TL;DR
介绍
在 openstack 中,scheduler 负责从宿主机(运行 nova-compute 的节点)中根据一系列的算法和参数(CPU 核数,可用 RAM,镜像类型等 )选择出来一个,来部署虚拟机(instance)。openstack 官方网站上这张经典的图可以直观地看到 scheduler 的两个步骤:过滤(filter) + 权重计算(weighting)。

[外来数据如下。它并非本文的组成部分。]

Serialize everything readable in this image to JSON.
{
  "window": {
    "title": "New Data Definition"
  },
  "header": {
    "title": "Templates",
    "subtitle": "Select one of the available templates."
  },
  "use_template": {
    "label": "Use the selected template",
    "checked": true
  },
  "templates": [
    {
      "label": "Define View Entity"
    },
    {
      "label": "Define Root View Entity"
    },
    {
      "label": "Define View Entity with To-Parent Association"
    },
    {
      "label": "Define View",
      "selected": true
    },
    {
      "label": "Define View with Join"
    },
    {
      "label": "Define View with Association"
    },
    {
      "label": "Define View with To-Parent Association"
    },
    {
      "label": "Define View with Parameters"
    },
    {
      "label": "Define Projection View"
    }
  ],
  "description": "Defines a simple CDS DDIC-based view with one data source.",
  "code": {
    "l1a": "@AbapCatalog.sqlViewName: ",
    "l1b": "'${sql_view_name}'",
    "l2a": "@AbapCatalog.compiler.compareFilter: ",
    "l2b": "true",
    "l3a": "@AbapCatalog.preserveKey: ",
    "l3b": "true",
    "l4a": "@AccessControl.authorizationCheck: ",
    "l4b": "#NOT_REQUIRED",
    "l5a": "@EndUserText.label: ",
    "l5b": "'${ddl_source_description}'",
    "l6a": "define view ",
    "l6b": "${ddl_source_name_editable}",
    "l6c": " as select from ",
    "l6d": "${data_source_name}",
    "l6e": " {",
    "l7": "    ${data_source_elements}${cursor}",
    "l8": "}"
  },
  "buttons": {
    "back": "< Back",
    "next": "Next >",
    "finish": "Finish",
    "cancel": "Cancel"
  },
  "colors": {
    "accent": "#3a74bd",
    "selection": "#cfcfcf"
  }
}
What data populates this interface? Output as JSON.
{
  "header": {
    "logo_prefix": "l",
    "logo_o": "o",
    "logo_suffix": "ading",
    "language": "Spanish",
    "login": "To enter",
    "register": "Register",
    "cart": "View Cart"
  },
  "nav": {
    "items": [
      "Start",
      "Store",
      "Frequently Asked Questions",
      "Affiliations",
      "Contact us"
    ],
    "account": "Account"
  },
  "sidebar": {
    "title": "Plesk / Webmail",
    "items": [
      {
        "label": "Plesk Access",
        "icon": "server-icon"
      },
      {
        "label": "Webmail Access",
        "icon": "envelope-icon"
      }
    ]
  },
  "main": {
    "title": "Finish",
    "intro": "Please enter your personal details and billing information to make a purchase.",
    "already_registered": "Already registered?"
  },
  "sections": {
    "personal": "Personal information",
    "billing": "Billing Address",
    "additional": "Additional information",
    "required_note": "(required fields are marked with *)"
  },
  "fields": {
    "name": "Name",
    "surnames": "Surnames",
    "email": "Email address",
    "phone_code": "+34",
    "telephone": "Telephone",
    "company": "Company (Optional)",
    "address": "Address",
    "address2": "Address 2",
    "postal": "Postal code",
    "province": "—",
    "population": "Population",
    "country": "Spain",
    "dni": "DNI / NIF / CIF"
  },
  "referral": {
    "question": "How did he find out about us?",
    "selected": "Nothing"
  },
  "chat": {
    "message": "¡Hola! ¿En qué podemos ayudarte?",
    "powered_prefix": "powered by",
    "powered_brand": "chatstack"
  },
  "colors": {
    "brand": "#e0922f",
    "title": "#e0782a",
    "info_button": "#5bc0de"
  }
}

简单来说,过滤就是把不符合条件的宿主机去除掉,权重计算就是把剩下的主机根据某个值排序。如果这个过程中出错,就会报 NoValidHost 这个“万能错误”(horizon 上部署机器这个错误出现的几率很高,而且原因是多种多样的)。
源码分析
注:下面所有分析的源码都是在 Icehouse 版本进行的,其他版本可能会有不同。
代码结构
scheduler 相关的代码主要放在 nova/scheduler/
这个文件夹下面,外加 nova/filters.py
和 nova/weights.py
这两个辅助文件。
文件的目录结构如下:
nova/scheduler
├── __init__.py
├── baremetal_host_manager.py
├── caching_scheduler.py
├── chance.py
├── driver.py
├── filter_scheduler.py
├── filters
│ ├── __init__.py
│ ├── affinity_filter.py
│ ├── aggregate_image_properties_isolation.py
│ ├── aggregate_instance_extra_specs.py
│ ├── aggregate_multitenancy_isolation.py
│ ├── all_hosts_filter.py
│ ├── availability_zone_filter.py
│ ├── compute_capabilities_filter.py
│ ├── compute_filter.py
│ ├── core_filter.py
│ ├── disk_filter.py
│ ├── extra_specs_ops.py
│ ├── image_props_filter.py
│ ├── io_ops_filter.py
│ ├── isolated_hosts_filter.py
│ ├── json_filter.py
│ ├── metrics_filter.py
│ ├── num_instances_filter.py
│ ├── pci_passthrough_filter.py
│ ├── ram_filter.py
│ ├── retry_filter.py
│ ├── trusted_filter.py
│ └── type_filter.py
├── host_manager.py
├── manager.py
├── rpcapi.py
├── scheduler_options.py
├── utils.py
└── weights
├── __init__.py
├── metrics.py
└── ram.py
manager.py
这个文件中主要处理 Scheduler 服务接受到的消息,除了 run_instance
之外,还有 live_migration
、prep_resize
。 这些操作一般会直接调用自身的 Scheduler 去执行,也有一部分会直接发送消息给 compute 服务去做。
host_manager.py
是管理 zone 里面宿主机资源的,里面有两个类:
HostState
封装了一台宿主机的资源情况,比如可用的内存,已用的内存,已用的硬盘,可用的硬盘,运行的 instance 个数,宿主机 ip,宿主机类型等等信息,还包含了一些方法来更新这些值。HostManager
: 管理宿主机的类,主要功能是:调用 filter 和 weight 的 handler 和配置里定义的对应的类来实现调度,主要的方法有:get_all_host_states(self, context)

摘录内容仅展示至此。